Засиживаться Батон не стал и скоро ушёл.
– Я теперь человек семейный… до весны!
СИРОТА
В тот день я пришёл с работы поздно. Захожу в комнату и вижу: сидят Батон и Вася Подхомутов. На столе бутылка и кой-какая закуска.
На мою кровать брошена “лётная” куртка и шарф, у дверей ботинки новые стоят – видимо, вдова позаботилась.
– … выстроили нас, и начальник – подполковник Жуков – век не забуду! – орёт: “Я вас научу свободу любить! Вы у меня узнаете, как кипежи поднимать!” И пошла работа – подгоняют лесовоз, а мы таскаем на себе лесины за сто метров и укладываем в штабель три метра высотой. Норму не выполнил – пайка вдвое урезается… Я ещё легко отделался – через месяц в больничку попал, а двое померли. – Батон сидел спиной к двери и не видел меня.

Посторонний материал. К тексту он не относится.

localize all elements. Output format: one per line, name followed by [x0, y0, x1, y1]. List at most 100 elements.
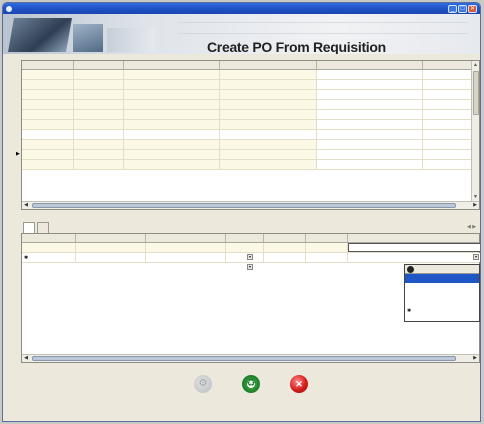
- column-header[interactable]: [124, 61, 220, 69]
- cell[interactable]: [124, 150, 220, 159]
- cell[interactable]: [74, 120, 124, 129]
- cell[interactable]: [22, 120, 74, 129]
- requisition-row[interactable]: [22, 80, 479, 90]
- cell[interactable]: [22, 140, 74, 149]
- local-po-lookup-dropdown[interactable]: ✱: [404, 264, 480, 322]
- cell[interactable]: [124, 80, 220, 89]
- cell[interactable]: [317, 130, 423, 139]
- cell[interactable]: [264, 243, 306, 252]
- column-header[interactable]: [306, 234, 348, 242]
- cell[interactable]: [317, 110, 423, 119]
- scroll-thumb[interactable]: [32, 356, 456, 361]
- po-line-row[interactable]: [22, 243, 480, 253]
- column-header[interactable]: [264, 234, 306, 242]
- cell[interactable]: [74, 130, 124, 139]
- requisition-horizontal-scrollbar[interactable]: ◀ ▶: [22, 201, 479, 209]
- cell[interactable]: [220, 140, 317, 149]
- cell[interactable]: [22, 160, 74, 169]
- close-window-button[interactable]: ✕: [468, 4, 477, 13]
- vendor-dropdown-button[interactable]: ▾: [247, 254, 253, 260]
- cell[interactable]: [146, 253, 226, 262]
- cell[interactable]: [74, 80, 124, 89]
- requisition-row[interactable]: [22, 110, 479, 120]
- scroll-right-arrow[interactable]: ▶: [471, 202, 479, 209]
- close-button[interactable]: [279, 371, 319, 399]
- requisition-row[interactable]: [22, 100, 479, 110]
- lookup-option[interactable]: [405, 283, 479, 292]
- cell[interactable]: [124, 130, 220, 139]
- requisition-grid[interactable]: ▲ ▼ ◀ ▶: [21, 60, 480, 210]
- cell[interactable]: [124, 100, 220, 109]
- cell[interactable]: [317, 140, 423, 149]
- scroll-down-arrow[interactable]: ▼: [472, 193, 479, 201]
- local-po-dropdown-button[interactable]: ▾: [473, 254, 479, 260]
- scroll-thumb[interactable]: [473, 71, 479, 115]
- cell[interactable]: [22, 100, 74, 109]
- cell[interactable]: [76, 253, 146, 262]
- cell[interactable]: [348, 243, 480, 252]
- cell[interactable]: [124, 140, 220, 149]
- title-bar[interactable]: _ □ ✕: [3, 3, 480, 14]
- scroll-left-arrow[interactable]: ◀: [22, 355, 30, 362]
- column-header[interactable]: [74, 61, 124, 69]
- scroll-thumb[interactable]: [32, 203, 456, 208]
- cell[interactable]: [146, 243, 226, 252]
- requisition-row[interactable]: [22, 120, 479, 130]
- cell[interactable]: [226, 243, 264, 252]
- cell[interactable]: [22, 110, 74, 119]
- cell[interactable]: [220, 120, 317, 129]
- cell[interactable]: [22, 70, 74, 79]
- column-header[interactable]: [317, 61, 423, 69]
- tab-details[interactable]: [23, 222, 35, 233]
- vendor-dropdown-button[interactable]: ▾: [247, 264, 253, 270]
- cell[interactable]: [317, 120, 423, 129]
- process-button[interactable]: [183, 371, 223, 399]
- column-header[interactable]: [146, 234, 226, 242]
- cell[interactable]: [22, 90, 74, 99]
- cell[interactable]: [306, 243, 348, 252]
- cell[interactable]: [22, 243, 76, 252]
- requisition-vertical-scrollbar[interactable]: ▲ ▼: [471, 61, 479, 201]
- cell[interactable]: [74, 70, 124, 79]
- requisition-row[interactable]: [22, 140, 479, 150]
- cell[interactable]: [317, 150, 423, 159]
- cell[interactable]: [74, 160, 124, 169]
- requisition-row[interactable]: [22, 70, 479, 80]
- cell[interactable]: [220, 70, 317, 79]
- column-header[interactable]: [22, 234, 76, 242]
- cell[interactable]: [124, 110, 220, 119]
- maximize-button[interactable]: □: [458, 4, 467, 13]
- cell[interactable]: [220, 160, 317, 169]
- scroll-left-arrow[interactable]: ◀: [22, 202, 30, 209]
- po-lines-horizontal-scrollbar[interactable]: ◀ ▶: [22, 354, 479, 362]
- cell[interactable]: [264, 253, 306, 262]
- cell[interactable]: [74, 110, 124, 119]
- column-header[interactable]: [348, 234, 480, 242]
- cell[interactable]: [22, 130, 74, 139]
- cell[interactable]: [317, 160, 423, 169]
- cell[interactable]: [124, 70, 220, 79]
- cell[interactable]: [306, 253, 348, 262]
- requisition-row[interactable]: [22, 150, 479, 160]
- cell[interactable]: [124, 120, 220, 129]
- cell[interactable]: [220, 110, 317, 119]
- cell[interactable]: [220, 130, 317, 139]
- lookup-option[interactable]: [405, 274, 479, 283]
- cell[interactable]: [124, 90, 220, 99]
- column-header[interactable]: [226, 234, 264, 242]
- cell[interactable]: [74, 90, 124, 99]
- cell[interactable]: [220, 90, 317, 99]
- cell[interactable]: [317, 70, 423, 79]
- cell[interactable]: [74, 140, 124, 149]
- cell[interactable]: [124, 160, 220, 169]
- scroll-up-arrow[interactable]: ▲: [472, 61, 479, 69]
- cell[interactable]: [74, 100, 124, 109]
- minimize-button[interactable]: _: [448, 4, 457, 13]
- cell[interactable]: [76, 243, 146, 252]
- cell[interactable]: [317, 80, 423, 89]
- cell[interactable]: [220, 80, 317, 89]
- cell[interactable]: [317, 90, 423, 99]
- cell[interactable]: [220, 150, 317, 159]
- column-header[interactable]: [22, 61, 74, 69]
- cell[interactable]: [317, 100, 423, 109]
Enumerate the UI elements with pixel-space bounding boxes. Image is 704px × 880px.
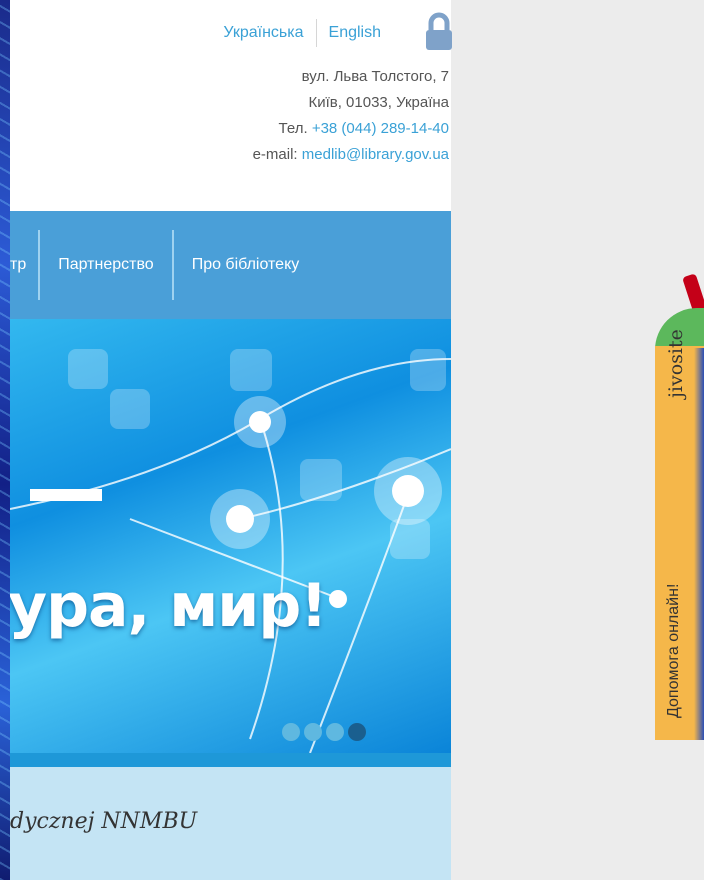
lock-icon[interactable] [424, 12, 454, 52]
banner-dash [30, 489, 102, 501]
slider-dots [282, 723, 366, 741]
slider-dot[interactable] [282, 723, 300, 741]
chat-widget-edge [694, 348, 704, 740]
chat-brand: jivosite [665, 329, 687, 398]
banner-bottom-stripe [10, 753, 451, 767]
hero-banner[interactable]: ура, мир! [10, 319, 451, 753]
banner-headline: ура, мир! [10, 571, 328, 641]
address-line-2: Київ, 01033, Україна [308, 94, 449, 111]
page-column: Українська English вул. Льва Толстого, 7… [10, 0, 454, 880]
main-nav: тр Партнерство Про бібліотеку [10, 211, 451, 319]
lang-ukrainian[interactable]: Українська [211, 24, 315, 42]
background-left-strip [0, 0, 10, 880]
nav-item-partnership[interactable]: Партнерство [40, 230, 171, 300]
phone-line: Тел. +38 (044) 289-14-40 [253, 116, 449, 142]
slider-dot-active[interactable] [348, 723, 366, 741]
phone-label: Тел. [278, 120, 308, 137]
info-text: dycznej NNMBU [10, 809, 198, 834]
email-link[interactable]: medlib@library.gov.ua [302, 146, 449, 163]
address-line-1: вул. Льва Толстого, 7 [301, 68, 449, 85]
email-label: e-mail: [252, 146, 298, 163]
contacts-block: вул. Льва Толстого, 7 Київ, 01033, Украї… [253, 64, 449, 168]
banner-network-graphic [10, 349, 451, 753]
phone-link[interactable]: +38 (044) 289-14-40 [312, 120, 449, 137]
chat-label[interactable]: Допомога онлайн! [665, 584, 683, 718]
email-line: e-mail: medlib@library.gov.ua [253, 142, 449, 168]
chat-widget[interactable]: jivosite Допомога онлайн! [655, 273, 704, 740]
language-bar: Українська English [211, 18, 393, 48]
info-band: dycznej NNMBU [10, 767, 451, 880]
nav-item-partial[interactable]: тр [10, 230, 38, 300]
slider-dot[interactable] [304, 723, 322, 741]
lang-english[interactable]: English [317, 24, 393, 42]
nav-item-about[interactable]: Про бібліотеку [174, 230, 318, 300]
slider-dot[interactable] [326, 723, 344, 741]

Вася подпёр кулаком голову, смотрел прямо на Батона и, кажется, готов был заплакать.
– Здорово, Батон! – подал я голос
– О-о! Са-а-ня! – Батон развёл руки и случайно сбил со стола бутылку, но успел подхватить её у самого пола и поставил на место.
Подхомутов поднял на меня глаза, хотел, видимо, что-то сказать, но только мыкнул, опустил голову на стол, затих.
Я увидел под столом ещё две, уже пустые, бутылки.
– Батон, ты почто Васю напоил? – в шутку спросил я.
– Васю?.. Да ты знаешь, что Вася вот такой мужик, – Батон поднял вверх большой палец. – Ты знаешь, что он сирота, детдомовский, как и я? – в голосе Батона слышалась обида.
Мне стало отчего-то стыдно.
На следующий день, в субботу, я собрался к матери в деревню. Батон попросился со мной. Поехали.
Мать встретила, как обычно: баня, обед с поллитровочкой, чай.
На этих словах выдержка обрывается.